Xml.etree.ElementTree article
Example 1 is still used to parse the XML.
1. Loading XML
Method One: Load the file directly
Copy the Code code as follows:
Import Xml.etree.ElementTree
Root=xml.etree.elementtree.parse (' Book.xml ')
Method Two: Load the specified string
Copy the Code code as follows:
Import Xml.etree.ElementTree
Root = xml.etree.ElementTree.fromstring (xmltext) Here xmltext is the specified string.
2. Get the Node
Method one uses the Getiterator method to get the specified node
Book_node=root.getiterator ("list")
Method two uses the GetChildren method to obtain the child node, as in Example 1, to get the list under the Face node head value:
Copy the Code code as follows:
#@ Xiao Wu Yi http://www.cnblogs.com/xiaowuyiimport xml.etree.ElementTree
Root=xml.etree.elementtree.parse (' Book.xml ')
Book_node=root.getiterator ("list")
For node in Book_node:
Book_node_child=node.getchildren () [0]
Print book_node_child.tag+ ': ' +book_node_child.text
The result of the operation is:
Head:bookone
Head:booktwo
Method three using the Find and FindAll methods
The Find method finds the first node specified:
Copy the Code code as follows:
#-*-coding:cp936-*-
#@ Xiao Wu Yi
Import Xml.etree.ElementTree
Root=xml.etree.elementtree.parse (' Book.xml ')

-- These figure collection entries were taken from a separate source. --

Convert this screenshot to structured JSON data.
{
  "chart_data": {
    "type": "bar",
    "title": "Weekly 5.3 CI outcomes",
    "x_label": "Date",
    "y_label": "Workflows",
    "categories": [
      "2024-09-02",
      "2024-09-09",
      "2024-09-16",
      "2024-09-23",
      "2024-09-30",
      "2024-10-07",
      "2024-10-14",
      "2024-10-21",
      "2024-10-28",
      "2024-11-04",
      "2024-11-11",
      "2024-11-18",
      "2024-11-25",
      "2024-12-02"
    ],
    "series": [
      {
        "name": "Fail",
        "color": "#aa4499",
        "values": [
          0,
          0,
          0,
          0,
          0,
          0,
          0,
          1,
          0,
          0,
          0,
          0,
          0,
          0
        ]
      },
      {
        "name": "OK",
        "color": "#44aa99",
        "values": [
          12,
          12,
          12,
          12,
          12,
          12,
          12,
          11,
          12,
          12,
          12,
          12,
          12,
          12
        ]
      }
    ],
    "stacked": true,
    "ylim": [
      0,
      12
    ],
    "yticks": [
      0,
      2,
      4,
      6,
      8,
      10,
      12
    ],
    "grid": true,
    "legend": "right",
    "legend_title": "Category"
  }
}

Book_find=root.find (' list ')
For note in Book_find:
Print note.tag+ ': ' +note.text
Operation Result:
Head:bookone
Name:python Check
number:001
page:200
The FindAll method will find all nodes specified:
Copy the Code code as follows:
#-*-coding:cp936-*-
#@ Xiao Wu Yi
Import Xml.etree.ElementTree
Root=xml.etree.elementtree.parse (' Book.xml ')
Book=root.findall (' list ')
For book_list in book:
For note in Book_list:
Print note.tag+ ': ' +note.text
Operation Result:
Head:bookone
Name:python Check
number:001
page:200
Head:booktwo
Name:python Learn
number:002
page:300
3, an example of book.xml analysis
Copy the Code code as follows:
#-*-coding:cp936-*-
#@ Xiao Wu Yi
Import Xml.etree.ElementTree
Root=xml.etree.elementtree.parse (' Book.xml ')
Book=root.findall (' list ')
For book_list in book:
print ' = ' *20
If Book_list.attrib.has_key (' ID '):
Print "ID:" +book_list.attrib[' ID ')
For note in Book_list:
Print note.tag+ ': ' +note.text
print ' = ' *20
The result of the operation is:
====================
id:001
Head:bookone
Name:python Check
number:001
page:200
====================
id:002
Head:booktwo
Name:python Learn
number:002
page:300
====================
Attention:
When you want to get the property value, such as List id= ' 001 ', use the Attrib method.
When you want to get the node value, such as Bookone in Bookone, use the text method.
Use the tag method when you want to get the node name.